What Is A Fuel Cell

In layman's terms, a Fuel Cell is a Hydrogen Battery. But what is a hydrogen battery? Many people are familiar with the lead-acid battery used in cars. Your car battery uses acid and lead to produce electricity. A hydrogen battery, or fuel cell if you want to get fanciful, uses hydrogen as its main ingredient to produce electricity.

The definition of a fuel cell is simply a device which uses an electrochemical process to produce electrical power. In its simplest form, your car battery is a fuel cell. But there has been a lot of talk lately about fuel cell technology and how exciting this can be for the automotive industry. This excitement hardly refers to the existing lead acid battery used in cars today.

Although scientifically a battery is considered a fuel cell, but the fuel cell terminology used in the automotive industry actually refers to a far more efficient device which produces electricity through the chemical reaction between hydrogen and oxygen. Many types of fuel cell exists, and they are classified according to the type of electrolyte they use.

Essentially, six components are needed in a fuel cell – a cathode, an anode, an electrolyte, hydrogen, oxygen and a catalyst.

High pressure hydrogen and oxygen is injected into the fuel cell where it reacts with the catalyst which is usually platinum powder. The reaction produces positive and negative electrons which are conducted out to an external circuit through the anode and cathode. The hydrogen atoms which are positively charged are then attracted to the negatively charged oxygen atoms. They combine together and produce water. The electrolyte in the fuel cell functions to facilitate the transfer of electrons.

The final result of the electrochemical reaction is water, a little heat and a small amount of electrical energy. Higher electrical output can be achieved by the simultaneous reaction of hydrogen and oxygen all occurring at the same time. In a fuel cell vehicle such as the Honda FCX, an external storage tank is used to store liquid hydrogen, whereas oxygen is obtained from atmospheric air. Because the reaction is highly efficient, a single tank can provide vast amounts of energy before needing to be replenished. This makes fuel cells ideal for powering electric cars, where they are not only durable, but also environmentally friendly.

A Hydrogen Fuel Cell Diagram

Challenges With Fuel Cells
The problem with fuel cells is liquid hydrogen is not so readily available.

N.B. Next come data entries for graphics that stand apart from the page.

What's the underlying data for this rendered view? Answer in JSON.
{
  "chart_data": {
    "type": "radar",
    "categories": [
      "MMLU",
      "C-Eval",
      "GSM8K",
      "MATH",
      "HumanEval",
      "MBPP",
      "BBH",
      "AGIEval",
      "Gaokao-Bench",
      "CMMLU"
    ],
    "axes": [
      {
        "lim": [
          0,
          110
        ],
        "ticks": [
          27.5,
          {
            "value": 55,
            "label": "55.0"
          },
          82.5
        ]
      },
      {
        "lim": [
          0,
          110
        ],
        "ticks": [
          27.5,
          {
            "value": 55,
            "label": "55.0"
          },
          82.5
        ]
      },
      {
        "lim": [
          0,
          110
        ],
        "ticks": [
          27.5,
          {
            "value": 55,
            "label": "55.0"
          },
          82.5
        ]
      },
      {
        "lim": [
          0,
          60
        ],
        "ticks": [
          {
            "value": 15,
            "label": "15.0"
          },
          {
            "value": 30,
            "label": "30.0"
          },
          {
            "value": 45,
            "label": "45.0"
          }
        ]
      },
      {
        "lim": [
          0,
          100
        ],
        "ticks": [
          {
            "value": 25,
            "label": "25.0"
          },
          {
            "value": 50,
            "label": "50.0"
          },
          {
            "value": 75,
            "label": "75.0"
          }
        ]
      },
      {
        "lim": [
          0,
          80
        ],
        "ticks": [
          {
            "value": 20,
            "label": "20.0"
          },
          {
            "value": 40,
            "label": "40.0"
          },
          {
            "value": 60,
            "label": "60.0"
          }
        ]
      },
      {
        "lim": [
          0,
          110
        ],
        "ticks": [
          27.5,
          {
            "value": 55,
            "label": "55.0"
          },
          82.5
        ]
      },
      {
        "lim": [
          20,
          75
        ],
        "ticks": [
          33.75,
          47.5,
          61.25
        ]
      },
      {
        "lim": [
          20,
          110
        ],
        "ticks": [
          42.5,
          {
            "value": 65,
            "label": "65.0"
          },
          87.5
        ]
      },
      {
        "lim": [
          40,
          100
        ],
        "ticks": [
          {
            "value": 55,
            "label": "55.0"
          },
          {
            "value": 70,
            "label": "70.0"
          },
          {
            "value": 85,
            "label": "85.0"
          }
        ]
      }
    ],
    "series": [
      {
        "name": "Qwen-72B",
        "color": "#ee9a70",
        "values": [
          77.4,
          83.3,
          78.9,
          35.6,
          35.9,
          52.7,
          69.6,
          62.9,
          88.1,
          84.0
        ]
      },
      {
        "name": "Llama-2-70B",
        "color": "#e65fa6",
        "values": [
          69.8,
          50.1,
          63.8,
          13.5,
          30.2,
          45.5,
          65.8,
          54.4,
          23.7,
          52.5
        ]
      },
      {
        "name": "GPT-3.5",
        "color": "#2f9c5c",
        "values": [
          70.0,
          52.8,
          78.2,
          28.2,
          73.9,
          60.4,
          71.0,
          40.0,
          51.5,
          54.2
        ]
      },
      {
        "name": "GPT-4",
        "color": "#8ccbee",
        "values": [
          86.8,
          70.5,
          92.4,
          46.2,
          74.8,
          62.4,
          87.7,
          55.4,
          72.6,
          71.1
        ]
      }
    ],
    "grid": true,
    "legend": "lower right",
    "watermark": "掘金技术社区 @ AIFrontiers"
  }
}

You can’t drive to your local gas station and fill up on liquid hydrogen. But even if the infrastructure exists, hydrogen itself is not so easy to extract. Although hydrogen exists naturally in water, but current methods of extraction requires more energy to extract hydrogen from water than the energy it produces. While it is much easier to extract hydrogen from hydrocarbon fuels (such as gasoline), but this method produces pollution as a by product. Since the primary goal of fuel cell is to reduce pollution, then this method is not acceptable.

The second challenge facing fuel cells is in the catalyst. Precious metals such as platinum is used and there is not enough platinum in the entire world to fill up a room the size of your bedroom.

Fuel cell technology is still in the early development phase and until such time when these challenges are overcome, fuel cells will remain prohibitively expensive. The current cost of a fuel cell runs into several million dollars to produce. As you might have learnt, fuel cells have nothing to do with Hydroxene or gasoline-hydrogen hybrid cars.